5. Incentivize the Hot Weeks

Identify in your school’s calendar what your “hot weeks” are likely to be and incentivize the heck out of those!  If you have Kickboard data from last year, use it to identify the weeks when negative behaviors escalated.  Otherwise, use discipline referral data from past years. Often, it is the weeks in May after all the spring testing is complete.  Challenge your staff and students to reach lofty goals with tantalizing rewards if they do. Here are a few ideas for incentives along with the Kickboard feature that will best help you manage it:

Threshold Rewards:

  • Each grade level that has X number of incidents of Respect in the month of April gets an ice cream sundae party. Culture Analysis by school, filtered for Respect behavior only.
  • Any homeroom who has X number of positive incidents recorded gets to attend the school dance. Culture Analysis by group, filtered for positive behaviors only
  • Any individual with more than X dollars in Kickboard gets to go on a special leadership field trip.
  • Make the month of April “laser focus” month and put a behavior in Kickboard for teachers to track each time a child is focused on learning. Then, keep a marble jar outside the office for all to see. Put a large marble in for every 100 focus behaviors. If you fill the jar, the whole school gets a special party in May.  Behavior Tally on School Dashboard
  • Give any student who has X dollars in Kickboard at the end of each week a “Mystery Bag” containing a hidden treasure chest item.

Student Contests:

  • Honor the highest 3 students in each grade level from the previous day. Give them shout-outs during morning announcements and have them wear medals throughout the day. Culture Leaderboard.
  • If Kindness is your focus for the month, create a Kindness Board.  Anyone with 5 kindness behaviors at the end of the week shows up on your Kindness roster on Friday and gets their name on the bulletin board for the next week.  Consequence trigger.
  • In each classroom, allow the student with the most dollars or points earned for the day gets a Star Student sticker to wear home that day.

Teacher Incentives:

  • The teacher with the most behaviors tracked each day gets to have the principal’s chair for the day. Culture Analysis filtered by teacher.
  • Award the teacher with the most behaviors tracked the week before a ream of paper.  Culture Analysis filtered by teacher.
  • Award the grade level with the most positive behaviors for the month a GOOSE (Get Out Of School Early) or GOBL (Get Out of Bed Late) pass with the principal covering each class for 30 minutes at a prearranged time.
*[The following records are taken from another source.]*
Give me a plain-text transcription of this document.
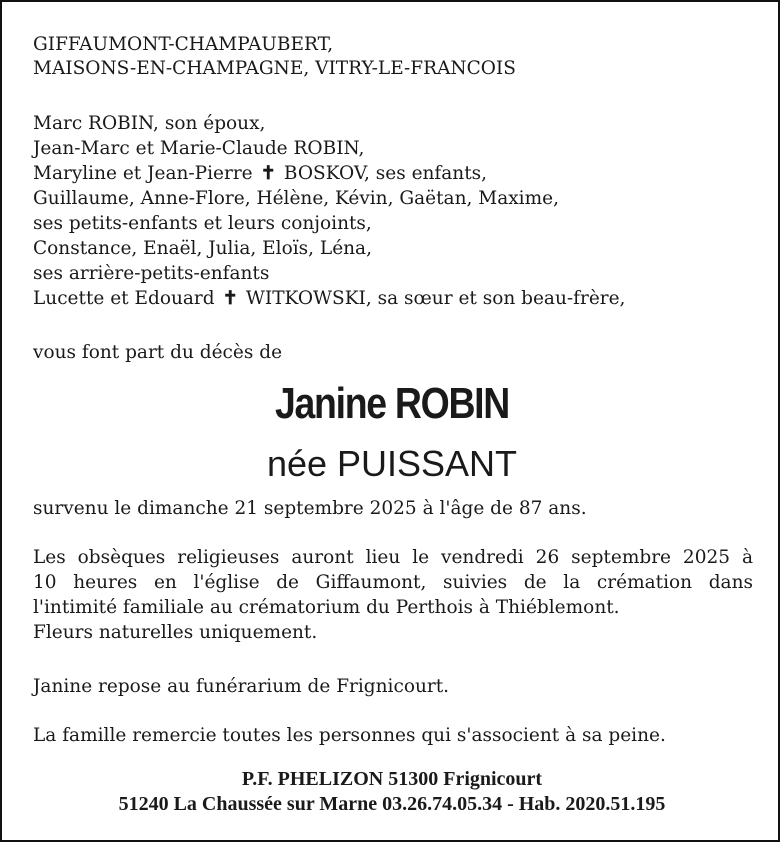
GIFFAUMONT-CHAMPAUBERT,
MAISONS-EN-CHAMPAGNE, VITRY-LE-FRANCOIS
Marc ROBIN, son époux,
Jean-Marc et Marie-Claude ROBIN,
Maryline et Jean-Pierre ✝ BOSKOV, ses enfants,
Guillaume, Anne-Flore, Hélène, Kévin, Gaëtan, Maxime,
ses petits-enfants et leurs conjoints,
Constance, Enaël, Julia, Eloïs, Léna,
ses arrière-petits-enfants
Lucette et Edouard ✝ WITKOWSKI, sa sœur et son beau-frère,
vous font part du décès de
Janine ROBIN
née PUISSANT
survenu le dimanche 21 septembre 2025 à l'âge de 87 ans.
Les obsèques religieuses auront lieu le vendredi 26 septembre 2025 à
10 heures en l'église de Giffaumont, suivies de la crémation dans
l'intimité familiale au crématorium du Perthois à Thiéblemont.
Fleurs naturelles uniquement.
Janine repose au funérarium de Frignicourt.
La famille remercie toutes les personnes qui s'associent à sa peine.
P.F. PHELIZON 51300 Frignicourt
51240 La Chaussée sur Marne 03.26.74.05.34 - Hab. 2020.51.195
Culture Analysis filtered by group and positive behaviors.

 

There are so many ways to incentivize positive choices for all ages both individually and collectively.  And if you don’t have the budget for anything extravagant, you can download this list of free or inexpensive incentives shared with Kickboard for you to use with students and staff.
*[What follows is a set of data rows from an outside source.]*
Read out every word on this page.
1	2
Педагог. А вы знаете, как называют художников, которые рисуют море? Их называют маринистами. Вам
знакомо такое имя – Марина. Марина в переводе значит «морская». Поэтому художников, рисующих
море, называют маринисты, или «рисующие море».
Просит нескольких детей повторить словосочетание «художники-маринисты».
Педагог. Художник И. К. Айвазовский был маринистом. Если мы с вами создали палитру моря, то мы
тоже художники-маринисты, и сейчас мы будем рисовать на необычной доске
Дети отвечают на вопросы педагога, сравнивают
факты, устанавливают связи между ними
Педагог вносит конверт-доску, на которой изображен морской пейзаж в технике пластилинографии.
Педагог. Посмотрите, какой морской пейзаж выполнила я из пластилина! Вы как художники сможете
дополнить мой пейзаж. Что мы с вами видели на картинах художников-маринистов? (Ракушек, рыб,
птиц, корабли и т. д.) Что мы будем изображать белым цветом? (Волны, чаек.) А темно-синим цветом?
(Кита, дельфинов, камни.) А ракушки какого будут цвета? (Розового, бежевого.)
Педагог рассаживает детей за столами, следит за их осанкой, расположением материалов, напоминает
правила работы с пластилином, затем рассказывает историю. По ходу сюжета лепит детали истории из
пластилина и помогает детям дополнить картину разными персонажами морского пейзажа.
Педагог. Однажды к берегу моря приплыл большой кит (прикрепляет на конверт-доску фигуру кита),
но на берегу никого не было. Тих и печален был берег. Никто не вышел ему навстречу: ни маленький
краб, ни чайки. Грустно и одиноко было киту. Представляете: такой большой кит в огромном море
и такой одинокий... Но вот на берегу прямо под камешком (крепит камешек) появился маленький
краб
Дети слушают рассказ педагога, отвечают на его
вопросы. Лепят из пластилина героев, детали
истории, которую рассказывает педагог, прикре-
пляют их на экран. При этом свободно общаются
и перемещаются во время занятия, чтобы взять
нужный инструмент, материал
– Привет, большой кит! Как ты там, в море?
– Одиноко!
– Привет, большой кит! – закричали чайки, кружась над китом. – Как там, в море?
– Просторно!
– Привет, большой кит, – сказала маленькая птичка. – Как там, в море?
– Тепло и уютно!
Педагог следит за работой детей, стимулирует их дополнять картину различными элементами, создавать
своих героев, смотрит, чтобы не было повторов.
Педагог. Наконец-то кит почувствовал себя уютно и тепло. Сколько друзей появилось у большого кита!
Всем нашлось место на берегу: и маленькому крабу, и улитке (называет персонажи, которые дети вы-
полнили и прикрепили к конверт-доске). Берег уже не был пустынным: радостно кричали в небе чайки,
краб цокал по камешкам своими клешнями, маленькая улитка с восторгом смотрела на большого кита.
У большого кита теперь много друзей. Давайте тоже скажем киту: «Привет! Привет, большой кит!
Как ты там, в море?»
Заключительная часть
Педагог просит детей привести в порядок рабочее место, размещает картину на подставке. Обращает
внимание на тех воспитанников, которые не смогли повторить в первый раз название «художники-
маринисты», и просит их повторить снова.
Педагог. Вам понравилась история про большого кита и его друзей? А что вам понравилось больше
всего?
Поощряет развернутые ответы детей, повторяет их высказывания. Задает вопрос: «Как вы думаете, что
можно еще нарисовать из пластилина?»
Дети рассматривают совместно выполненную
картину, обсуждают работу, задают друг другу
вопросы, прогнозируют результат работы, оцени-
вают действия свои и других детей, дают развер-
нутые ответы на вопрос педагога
The critical component is that you and your leadership team proactively plan for ensuring positive behavior during the spring.  If you don’t plan and get ahead of the behaviors that tend to arise, you’re sure to spend an unpleasant amount of time and energy reacting to negative behaviors instead.  As Greg Brandao, one of our fabulous Kickboard school leaders recently stated, “People don’t remember the beginning of the movie, they remember the end.  We want that for our students and staff too. We want to finish strong!”